---
title: "cocoon"
output: rmarkdown::html_vignette
vignette: >
%\VignetteIndexEntry{cocoon}
%\VignetteEngine{knitr::rmarkdown}
%\VignetteEncoding{UTF-8}
---
```{r, include = FALSE}
knitr::opts_chunk$set(
collapse = TRUE,
comment = "#>"
)
```
```{r setup-real, echo = FALSE, message = FALSE}
library(cocoon)
# devtools::load_all(".")
```
```{r setup-show, eval = FALSE}
library(cocoon)
```
One of the many useful features of the [`{papaja}`](https://github.com/crsh/papaja) package is the [`apa_print()`](https://frederikaust.com/papaja_man/reporting.html#statistical-models-and-tests)
function, which takes a statistical object and formats the output to print the statistical information inline in R Markdown documents. The `apa_print()` function is an easy way to extract and format this statistical information for documents following APA style. However, APA style has some rather strange quirks, and users may want some flexibility in how their statistics are formatted. Moreover, `apa_print()` uses LaTeX syntax, which works great for PDFs but generates images for mathematical symbols when outputting to Word documents.

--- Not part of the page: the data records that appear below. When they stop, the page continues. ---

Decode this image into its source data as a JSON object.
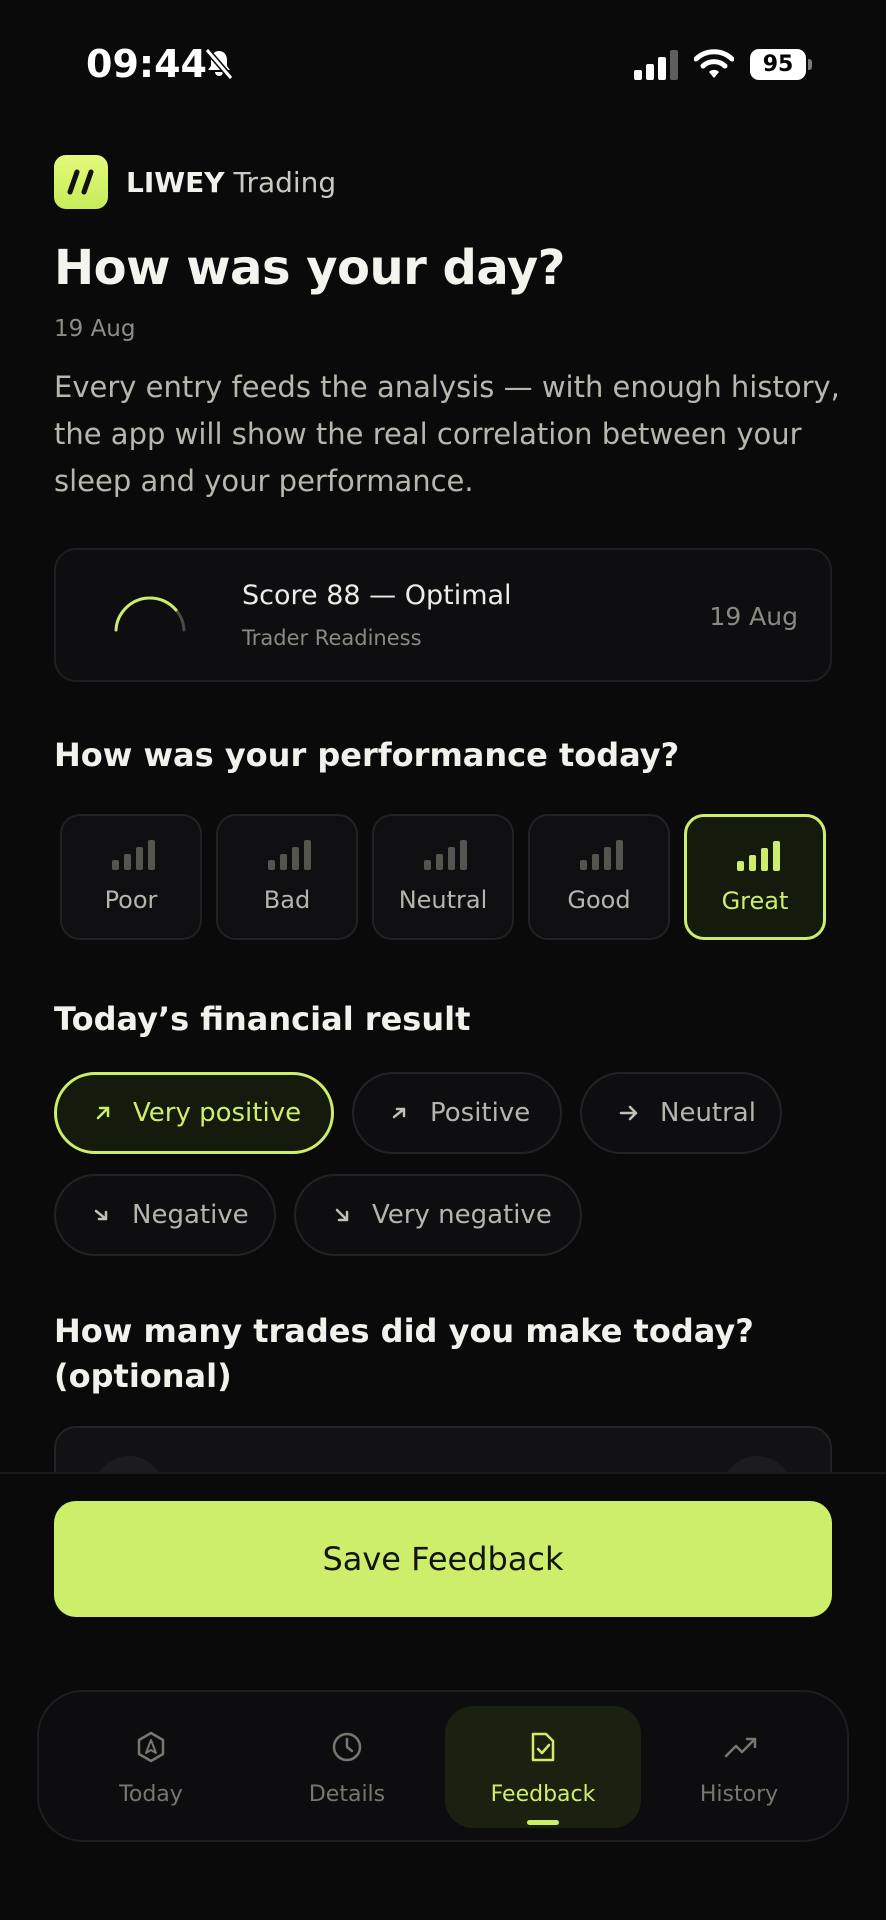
{
  "status_bar": {
    "time": "09:44",
    "battery": "95"
  },
  "brand": {
    "name": "LIWEY",
    "suffix": "Trading"
  },
  "header": {
    "title": "How was your day?",
    "date": "19 Aug",
    "intro": "Every entry feeds the analysis — with enough history, the app will show the real correlation between your sleep and your performance."
  },
  "score_card": {
    "title": "Score 88 — Optimal",
    "subtitle": "Trader Readiness",
    "date": "19 Aug",
    "score_value": 88
  },
  "performance": {
    "question": "How was your performance today?",
    "options": [
      "Poor",
      "Bad",
      "Neutral",
      "Good",
      "Great"
    ],
    "selected": "Great"
  },
  "financial": {
    "question": "Today’s financial result",
    "options": [
      "Very positive",
      "Positive",
      "Neutral",
      "Negative",
      "Very negative"
    ],
    "selected": "Very positive"
  },
  "trades": {
    "question_line1": "How many trades did you make today?",
    "question_line2": "(optional)"
  },
  "save_button": "Save Feedback",
  "tabs": [
    {
      "label": "Today",
      "icon": "compass-icon"
    },
    {
      "label": "Details",
      "icon": "clock-icon"
    },
    {
      "label": "Feedback",
      "icon": "feedback-icon"
    },
    {
      "label": "History",
      "icon": "trend-icon"
    }
  ],
  "active_tab": "Feedback",
  "colors": {
    "accent": "#cdee6a",
    "background": "#0a0a0b"
  }
}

The `{cocoon}` package uses APA style as the default, but allows more flexible formatting such as including the leading 0 before numbers with maximum values of 1. All functions accept a `type` argument that specifies either `"md"` for Markdown (default) or `"latex"` for LaTeX. This package can format statistical objects, statistical values, and numbers more generally.
## Formatting statistical objects
Running a statistical test in R typically returns a list with lots of information about the test, often including things like statistical test values and p-values. The aim of the `format_stats()` function is to extract and format statistics for a suite of commonly used statistical objects (correlation and t-tests).
### Correlations
The `format_stats()` function can input objects returned by the `cor.test()` or `correlation::correlation()` function and detects whether the object is from a Pearson, Kendall, or Spearman correlation. It then reports and formats the appropriate correlation coefficient and p-value.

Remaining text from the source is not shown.